1 Is the discretion under subsection 118-195(1) of Income Tax Assessment Act 1997 (ITAA 1997) to allow an extension of the 2-year period for the disposal of a dwelling, available where the property is vacant land?
1 No. This ruling applies for the following period : Year ended 30 June 20XX The scheme commenced on: 1 July 20XX
On XX/XX/20XX, the deceased passed away. At the time of their death, the deceased owned the property as tenants in common in equal shares with their spouse (S). The property was the main residence of the deceased. It was acquired by prior to 1985. The deceased left a will appointing S as the executor and providing S with a life interest over the deceased's share in the property. S has had poor heath and was diagnosed with a serious illness in 20XX. In XX/20XX, the property was destroyed by fire. S was advised by the fire services that they believe the fire was caused by an electrical fault. Consequently, the property was now vacant land. S had further operations. In 20XX, COVID restrictions delayed the sale of property due to lockdowns and limits on real estate agents. The vacant land was sold on XX/XX/20XX. Settlement occurred on XX/XX/20XX. No income was earned from the property after the deceased's death.

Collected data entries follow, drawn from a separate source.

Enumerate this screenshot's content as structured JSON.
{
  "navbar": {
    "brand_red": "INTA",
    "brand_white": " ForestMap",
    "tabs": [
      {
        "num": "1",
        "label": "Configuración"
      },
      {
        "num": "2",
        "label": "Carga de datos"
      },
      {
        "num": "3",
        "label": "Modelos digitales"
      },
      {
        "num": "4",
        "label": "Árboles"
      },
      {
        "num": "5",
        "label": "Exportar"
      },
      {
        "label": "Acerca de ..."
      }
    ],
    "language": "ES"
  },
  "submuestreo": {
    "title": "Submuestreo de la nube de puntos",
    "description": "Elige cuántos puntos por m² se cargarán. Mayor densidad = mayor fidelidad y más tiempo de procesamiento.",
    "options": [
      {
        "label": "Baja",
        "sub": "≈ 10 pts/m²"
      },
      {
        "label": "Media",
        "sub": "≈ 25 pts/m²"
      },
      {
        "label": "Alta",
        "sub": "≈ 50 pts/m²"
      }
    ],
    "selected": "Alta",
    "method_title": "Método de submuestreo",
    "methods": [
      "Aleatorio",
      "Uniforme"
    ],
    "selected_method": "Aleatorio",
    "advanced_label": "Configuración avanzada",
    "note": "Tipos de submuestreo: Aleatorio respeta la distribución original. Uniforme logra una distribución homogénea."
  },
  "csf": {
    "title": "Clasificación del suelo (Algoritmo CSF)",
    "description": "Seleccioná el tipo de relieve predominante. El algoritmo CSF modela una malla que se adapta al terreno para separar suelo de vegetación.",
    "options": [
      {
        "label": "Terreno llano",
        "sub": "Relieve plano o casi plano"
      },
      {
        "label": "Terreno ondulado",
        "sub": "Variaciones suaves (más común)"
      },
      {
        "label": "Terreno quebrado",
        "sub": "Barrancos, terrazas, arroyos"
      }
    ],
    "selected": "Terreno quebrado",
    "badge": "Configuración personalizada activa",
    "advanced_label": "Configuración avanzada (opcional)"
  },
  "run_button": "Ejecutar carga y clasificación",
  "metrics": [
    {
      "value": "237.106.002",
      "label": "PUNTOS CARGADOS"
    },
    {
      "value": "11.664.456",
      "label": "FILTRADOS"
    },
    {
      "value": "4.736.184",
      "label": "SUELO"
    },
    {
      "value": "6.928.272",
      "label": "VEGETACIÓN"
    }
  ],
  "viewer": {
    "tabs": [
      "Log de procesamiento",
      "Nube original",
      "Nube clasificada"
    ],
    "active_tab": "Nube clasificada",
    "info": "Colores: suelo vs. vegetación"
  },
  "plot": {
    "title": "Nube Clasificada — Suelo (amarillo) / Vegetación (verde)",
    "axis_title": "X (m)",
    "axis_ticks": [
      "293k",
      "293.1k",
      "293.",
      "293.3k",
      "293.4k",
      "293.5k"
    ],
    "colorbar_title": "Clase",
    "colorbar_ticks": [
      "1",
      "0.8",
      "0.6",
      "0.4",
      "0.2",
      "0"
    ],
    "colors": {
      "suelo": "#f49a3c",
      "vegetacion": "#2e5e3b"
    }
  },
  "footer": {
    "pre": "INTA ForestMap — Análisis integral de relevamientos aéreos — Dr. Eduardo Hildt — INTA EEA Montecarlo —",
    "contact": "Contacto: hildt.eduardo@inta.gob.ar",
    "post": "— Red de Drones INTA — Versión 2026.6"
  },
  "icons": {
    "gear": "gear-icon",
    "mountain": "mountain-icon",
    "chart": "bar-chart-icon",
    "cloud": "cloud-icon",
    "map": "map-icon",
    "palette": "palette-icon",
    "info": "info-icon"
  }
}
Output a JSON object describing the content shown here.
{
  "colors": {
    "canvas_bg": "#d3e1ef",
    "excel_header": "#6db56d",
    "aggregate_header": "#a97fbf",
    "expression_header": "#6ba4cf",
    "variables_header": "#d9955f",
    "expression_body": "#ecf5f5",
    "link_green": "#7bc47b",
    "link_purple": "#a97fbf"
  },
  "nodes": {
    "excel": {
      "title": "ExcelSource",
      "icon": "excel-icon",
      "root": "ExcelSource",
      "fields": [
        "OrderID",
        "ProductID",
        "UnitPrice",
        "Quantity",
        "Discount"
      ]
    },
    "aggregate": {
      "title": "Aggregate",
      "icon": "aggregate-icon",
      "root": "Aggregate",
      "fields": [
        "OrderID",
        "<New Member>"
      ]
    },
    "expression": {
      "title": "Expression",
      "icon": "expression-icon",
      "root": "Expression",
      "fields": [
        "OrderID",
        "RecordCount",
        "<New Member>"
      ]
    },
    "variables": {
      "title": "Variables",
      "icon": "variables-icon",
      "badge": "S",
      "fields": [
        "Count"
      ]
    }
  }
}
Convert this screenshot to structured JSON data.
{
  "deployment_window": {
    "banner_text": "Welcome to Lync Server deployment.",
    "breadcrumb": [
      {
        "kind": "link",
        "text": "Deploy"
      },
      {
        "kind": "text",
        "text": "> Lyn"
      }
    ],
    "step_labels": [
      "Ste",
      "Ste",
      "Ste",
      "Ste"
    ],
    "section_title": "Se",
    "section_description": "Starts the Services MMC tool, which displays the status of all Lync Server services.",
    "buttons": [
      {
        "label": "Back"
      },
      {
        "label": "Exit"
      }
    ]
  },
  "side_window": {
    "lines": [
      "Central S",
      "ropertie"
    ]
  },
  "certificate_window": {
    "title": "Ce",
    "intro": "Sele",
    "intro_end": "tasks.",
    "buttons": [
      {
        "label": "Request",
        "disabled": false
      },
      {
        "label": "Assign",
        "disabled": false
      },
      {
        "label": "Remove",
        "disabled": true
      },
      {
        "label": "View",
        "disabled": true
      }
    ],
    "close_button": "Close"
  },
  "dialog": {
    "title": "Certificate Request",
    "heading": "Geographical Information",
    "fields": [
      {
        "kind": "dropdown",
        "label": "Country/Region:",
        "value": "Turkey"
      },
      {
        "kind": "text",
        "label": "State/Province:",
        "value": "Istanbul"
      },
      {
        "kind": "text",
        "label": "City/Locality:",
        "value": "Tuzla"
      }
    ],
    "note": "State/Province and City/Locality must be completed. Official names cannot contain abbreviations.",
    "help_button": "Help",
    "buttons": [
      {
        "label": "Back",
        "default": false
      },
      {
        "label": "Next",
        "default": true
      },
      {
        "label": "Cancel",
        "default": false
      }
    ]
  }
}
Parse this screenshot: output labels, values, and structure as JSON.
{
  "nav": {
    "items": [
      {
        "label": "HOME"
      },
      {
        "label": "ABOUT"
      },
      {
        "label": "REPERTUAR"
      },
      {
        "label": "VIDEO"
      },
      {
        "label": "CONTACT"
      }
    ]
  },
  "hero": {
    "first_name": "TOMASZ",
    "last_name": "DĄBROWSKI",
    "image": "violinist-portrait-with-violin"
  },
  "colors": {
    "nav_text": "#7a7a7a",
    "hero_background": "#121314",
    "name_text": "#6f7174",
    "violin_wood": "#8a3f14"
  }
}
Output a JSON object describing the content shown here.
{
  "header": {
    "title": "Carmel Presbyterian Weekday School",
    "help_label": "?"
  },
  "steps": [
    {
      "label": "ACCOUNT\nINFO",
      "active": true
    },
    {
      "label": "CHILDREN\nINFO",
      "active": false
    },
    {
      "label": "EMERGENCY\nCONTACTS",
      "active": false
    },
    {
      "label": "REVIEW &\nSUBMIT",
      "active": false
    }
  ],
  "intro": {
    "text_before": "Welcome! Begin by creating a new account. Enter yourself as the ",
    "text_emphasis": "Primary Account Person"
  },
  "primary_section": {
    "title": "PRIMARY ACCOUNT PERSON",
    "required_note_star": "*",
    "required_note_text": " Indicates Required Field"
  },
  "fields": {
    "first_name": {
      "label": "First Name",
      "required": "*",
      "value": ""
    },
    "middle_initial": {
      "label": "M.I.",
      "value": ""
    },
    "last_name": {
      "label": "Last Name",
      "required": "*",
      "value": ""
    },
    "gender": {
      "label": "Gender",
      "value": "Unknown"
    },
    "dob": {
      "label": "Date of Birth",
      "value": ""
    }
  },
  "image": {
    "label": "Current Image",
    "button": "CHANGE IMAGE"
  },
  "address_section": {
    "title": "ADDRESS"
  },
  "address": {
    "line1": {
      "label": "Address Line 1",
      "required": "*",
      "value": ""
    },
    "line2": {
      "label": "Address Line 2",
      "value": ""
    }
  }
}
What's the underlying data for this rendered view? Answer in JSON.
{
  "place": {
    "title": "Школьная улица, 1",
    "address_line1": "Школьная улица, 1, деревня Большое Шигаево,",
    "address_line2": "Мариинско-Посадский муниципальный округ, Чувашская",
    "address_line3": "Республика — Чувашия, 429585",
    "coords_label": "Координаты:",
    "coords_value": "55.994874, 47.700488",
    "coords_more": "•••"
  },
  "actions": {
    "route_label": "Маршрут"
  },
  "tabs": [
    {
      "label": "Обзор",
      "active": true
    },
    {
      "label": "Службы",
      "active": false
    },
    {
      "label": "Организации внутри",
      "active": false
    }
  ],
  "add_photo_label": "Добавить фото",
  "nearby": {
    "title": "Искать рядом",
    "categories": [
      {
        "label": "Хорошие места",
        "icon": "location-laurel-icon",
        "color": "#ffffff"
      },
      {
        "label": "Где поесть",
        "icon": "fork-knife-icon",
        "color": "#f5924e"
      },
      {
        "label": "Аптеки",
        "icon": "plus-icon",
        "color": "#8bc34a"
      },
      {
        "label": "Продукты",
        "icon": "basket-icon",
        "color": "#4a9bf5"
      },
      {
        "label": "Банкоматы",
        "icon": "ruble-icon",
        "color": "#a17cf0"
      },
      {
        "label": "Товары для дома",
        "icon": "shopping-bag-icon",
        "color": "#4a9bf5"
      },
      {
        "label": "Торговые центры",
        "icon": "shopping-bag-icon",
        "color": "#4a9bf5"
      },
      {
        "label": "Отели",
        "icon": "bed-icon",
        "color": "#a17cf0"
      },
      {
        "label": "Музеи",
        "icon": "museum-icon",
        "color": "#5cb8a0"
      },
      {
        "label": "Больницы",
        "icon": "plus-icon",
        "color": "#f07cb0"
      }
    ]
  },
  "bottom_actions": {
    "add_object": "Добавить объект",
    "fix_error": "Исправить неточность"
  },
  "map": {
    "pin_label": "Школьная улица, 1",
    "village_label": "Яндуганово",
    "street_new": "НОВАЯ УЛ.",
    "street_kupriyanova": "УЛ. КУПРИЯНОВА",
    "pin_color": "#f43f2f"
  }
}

Income Tax Assessment Act 1997 section 118-195
A capital gain or capital loss may be disregarded where a capital gains tax (CGT) event happens to a dwelling if you owned it as the trustee or beneficiary of a deceased estate. Pursuant to the table in subsection 118-195(1) of the ITAA 1997, where the deceased acquired the ownership interest in a dwelling before 20 September 1985, a capital gain or loss is disregarded when the ownership interest in the dwelling is disposed of within two years of the deceased's death, or a longer period allowed by the Commissioner. Practical Compliance Guideline PCG 2019/5 Capital gains tax and deceased estates - the Commissioner's discretion to extend the 2-year period to dispose of dwellings acquired from a deceased estate outlines the factors that the Commissioner will take into consideration when deciding whether to exercise the discretion to extend the 2-year period. However, it is a requirement of section 118-195 of the ITAA 1997 that there is a capital gain or loss made from a CGT event that happens in relation to a dwelling
. The provision does not apply to vacant land even if it previously contained a dwelling which was the deceased's main residence. There is no exception within section 118-195 of the ITAA 1997 which allows the discretion to be applied in situations where the dwelling has been destroyed. Therefore, the Commissioner cannot grant a longer period to sell the dwelling and disregard the capital gain or loss under section 118-195 of the ITAA 1997 as there is no dwelling. When the vacant land was sold, CGT event A1 occurred and a capital gain or capital loss will need to be determined. As the deceased's ownership interest in the property was a pre-CGT asset of the deceased, the first element of its cost base is its market value at the deceased's date of death.